What employees get from a know your numbers event
The immediate result is awareness. Employees leave with a snapshot of key numbers they can understand and act on, whether that means paying more attention to lifestyle habits, following up with a GP or simply repeating the check later to see whether anything has changed.
That immediacy is useful. If results are delayed, interest fades. An instant printout creates a clear moment of engagement while the event is still relevant. It gives employees something tangible to keep, without adding more administration for the employer.
There is also a wider cultural benefit. A visible, well-run health screening event signals that wellbeing is being treated as a practical workplace issue rather than a slogan. It shows employees that preventative health can be made accessible during the working day, not left entirely to personal time.
Of course, not every employee will want to participate, and that is fine. Success is not about 100 per cent uptake. It is about giving people a low-friction opportunity to engage. In many organisations, the employees who take part are precisely those who would not otherwise arrange a basic health check for themselves.
Turning one event into a broader wellbeing plan
An example know your numbers event can work well as a standalone activity, but it is often more effective when placed within a wider wellbeing calendar. Screening creates awareness. The next step is giving employees practical ways to respond to what they have learned.

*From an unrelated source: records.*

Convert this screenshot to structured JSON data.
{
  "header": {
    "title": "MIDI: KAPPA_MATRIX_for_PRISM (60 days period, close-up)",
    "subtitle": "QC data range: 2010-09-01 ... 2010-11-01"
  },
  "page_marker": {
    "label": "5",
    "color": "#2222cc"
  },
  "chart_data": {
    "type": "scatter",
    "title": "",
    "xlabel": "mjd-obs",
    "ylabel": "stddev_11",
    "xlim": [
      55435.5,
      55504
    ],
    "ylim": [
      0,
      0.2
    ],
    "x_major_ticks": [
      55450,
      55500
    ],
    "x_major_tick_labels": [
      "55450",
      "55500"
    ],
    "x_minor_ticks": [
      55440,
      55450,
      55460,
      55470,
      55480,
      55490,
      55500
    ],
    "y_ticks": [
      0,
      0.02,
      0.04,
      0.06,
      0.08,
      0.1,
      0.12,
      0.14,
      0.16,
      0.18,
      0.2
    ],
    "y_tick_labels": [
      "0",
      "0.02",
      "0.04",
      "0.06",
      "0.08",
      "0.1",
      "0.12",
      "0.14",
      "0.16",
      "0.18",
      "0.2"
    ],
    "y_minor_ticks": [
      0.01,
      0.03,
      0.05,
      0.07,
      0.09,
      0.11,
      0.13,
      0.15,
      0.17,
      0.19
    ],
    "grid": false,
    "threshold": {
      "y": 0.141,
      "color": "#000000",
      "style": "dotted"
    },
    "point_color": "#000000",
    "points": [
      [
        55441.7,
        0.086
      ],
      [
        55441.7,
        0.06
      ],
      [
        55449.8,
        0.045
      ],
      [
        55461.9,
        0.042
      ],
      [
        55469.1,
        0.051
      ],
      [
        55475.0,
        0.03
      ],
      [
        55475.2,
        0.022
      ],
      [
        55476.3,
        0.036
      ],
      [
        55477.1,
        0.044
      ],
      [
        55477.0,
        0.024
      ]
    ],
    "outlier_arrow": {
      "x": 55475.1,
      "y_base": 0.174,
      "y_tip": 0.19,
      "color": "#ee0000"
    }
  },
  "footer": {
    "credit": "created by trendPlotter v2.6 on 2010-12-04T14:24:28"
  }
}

That could mean following the event with sessions on nutrition, stress, sleep, movement or resilience. It could mean adding office yoga, massage or workplace webinars later in the quarter. The point is not to overwhelm employees with options. It is to create a simple path from insight to action.
This is where a joined-up provider approach can help. If screening is only one part of the service, employers can build around it without sourcing multiple separate suppliers. For organisations that want a low-admin route to year-round wellbeing activity, that makes planning much easier.
Relaxa’s workplace model is built around that kind of simplicity: scalable screening, practical on-site delivery and broader wellbeing support that can be deployed across UK workplaces without creating heavy internal coordination.
Example know your numbers event outcomes to measure
From an employer perspective, the event should produce more than good intentions. Useful outputs include participation levels, site-by-site engagement and, where appropriate, anonymised usage data. These indicators help wellbeing leads understand whether the event reached the intended audience and whether similar activity should be repeated.
The strongest outcome, though, is often the simplest one: making health checks available in a format employees will actually use. That is what turns a know your numbers event from a well-meaning idea into a practical workplace intervention.
If you keep the format straightforward, minimise barriers to participation and plan the on-site details properly, the event does exactly what it should. It gives employees an easy prompt to pay attention to their health, and it gives employers a credible, measurable way to support preventative wellbeing at work.